Saturday, September 30, 2017

September 30: Standing on Thin Air, Randazzo's Fruit Market, 50th Saint Marty's Day

Billy now moved about the party--outwardly normal.  Kilgore Trout was shadowing him, keen to know what Billy had suspected or seen.  Most of Trout's novels, after all, dealt with time warps and extrasensory perception and other unexpected things.  Trout believed in things like that, was greedy to have their existence proved.

"You ever put a full-length mirror on the floor, and then have a dog stand on it?" Trout asked Billy.

"No."

"The dog will look down, and all of a sudden he'll realize there's nothing under him.  He thinks he's standing on thin air.  He'll jump a mile."

"He will?"

"That's how you looked--as though you all of a sudden realized you were standing on thin air."

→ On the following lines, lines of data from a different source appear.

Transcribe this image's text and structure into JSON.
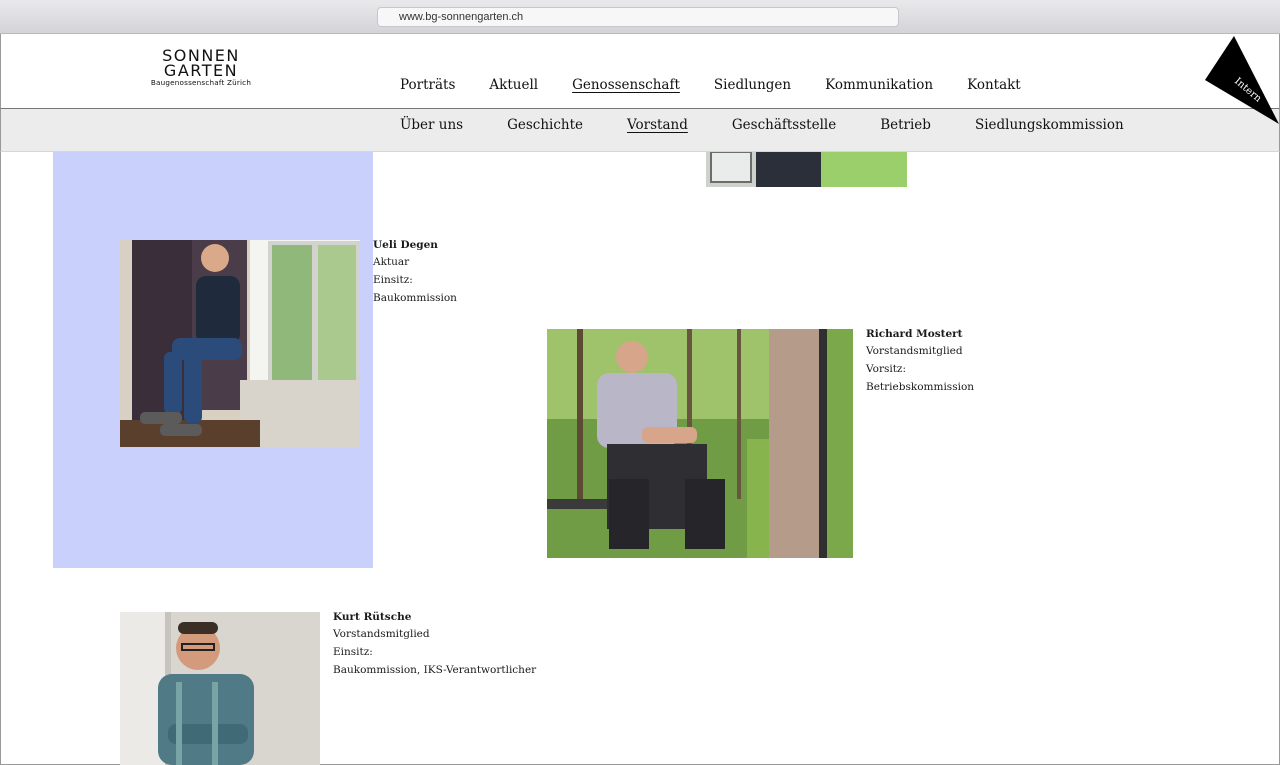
{
  "browser": {
    "url": "www.bg-sonnengarten.ch"
  },
  "logo": {
    "line1": "SONNEN",
    "line2": "GARTEN",
    "line3": "Baugenossenschaft Zürich"
  },
  "main_nav": [
    "Porträts",
    "Aktuell",
    "Genossenschaft",
    "Siedlungen",
    "Kommunikation",
    "Kontakt"
  ],
  "main_nav_active": "Genossenschaft",
  "sub_nav": [
    "Über uns",
    "Geschichte",
    "Vorstand",
    "Geschäftsstelle",
    "Betrieb",
    "Siedlungskommission"
  ],
  "sub_nav_active": "Vorstand",
  "intern_label": "Intern",
  "colors": {
    "accent_block": "#c8d0fb",
    "sub_bar": "#ececec"
  },
  "members": [
    {
      "name": "Ueli Degen",
      "role": "Aktuar",
      "label": "Einsitz:",
      "detail": "Baukommission"
    },
    {
      "name": "Richard Mostert",
      "role": "Vorstandsmitglied",
      "label": "Vorsitz:",
      "detail": "Betriebskommission"
    },
    {
      "name": "Kurt Rütsche",
      "role": "Vorstandsmitglied",
      "label": "Einsitz:",
      "detail": "Baukommission, IKS-Verantwortlicher"
    }
  ]
}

Standing on thin air.  I frequently experience that feeling.  I can be walking along, smell something like an orange or banana, and suddenly I'm walking through Randazzo's Fruit Market in Detroit with my mother when I was five or six.  I shell a peanut, put it in my mouth, and I'm sitting at the Shrine Circus, watching the tigers jump through a flaming hoop.  I'm in thin air, between now and then.

Billy knows a few things about becoming unstuck in time.  This week, as I approach my 50th Saint Marty's Day, I'm going to be a little unstuck, too.  You're going to have to forgive me if I wax nostalgic about my past.  I'm standing on a mirror, looking down and up on myself.

I have a daughter who's a junior in high school.  She was born in the first year of the new millennium.  She never knew the twentieth century.  Can't remember a time when iPods and iPhones didn't exist.  I have a son in the fourth grade.  He thinks that Barack Obama was and should have been President of the United States forever.  (He and I agree on this little point.)

I will be cleaning my house this afternoon.  Then I will go to church and play the pipe organ.  For dinner, pizza from Pizza Hut.  These are things that I have done on Saturdays, without too much variation, for years.  Not exactly traditions.  More like comfortable routines.  That's what I see in the mirror I'm standing on today.

Saint Marty is thankful for routines.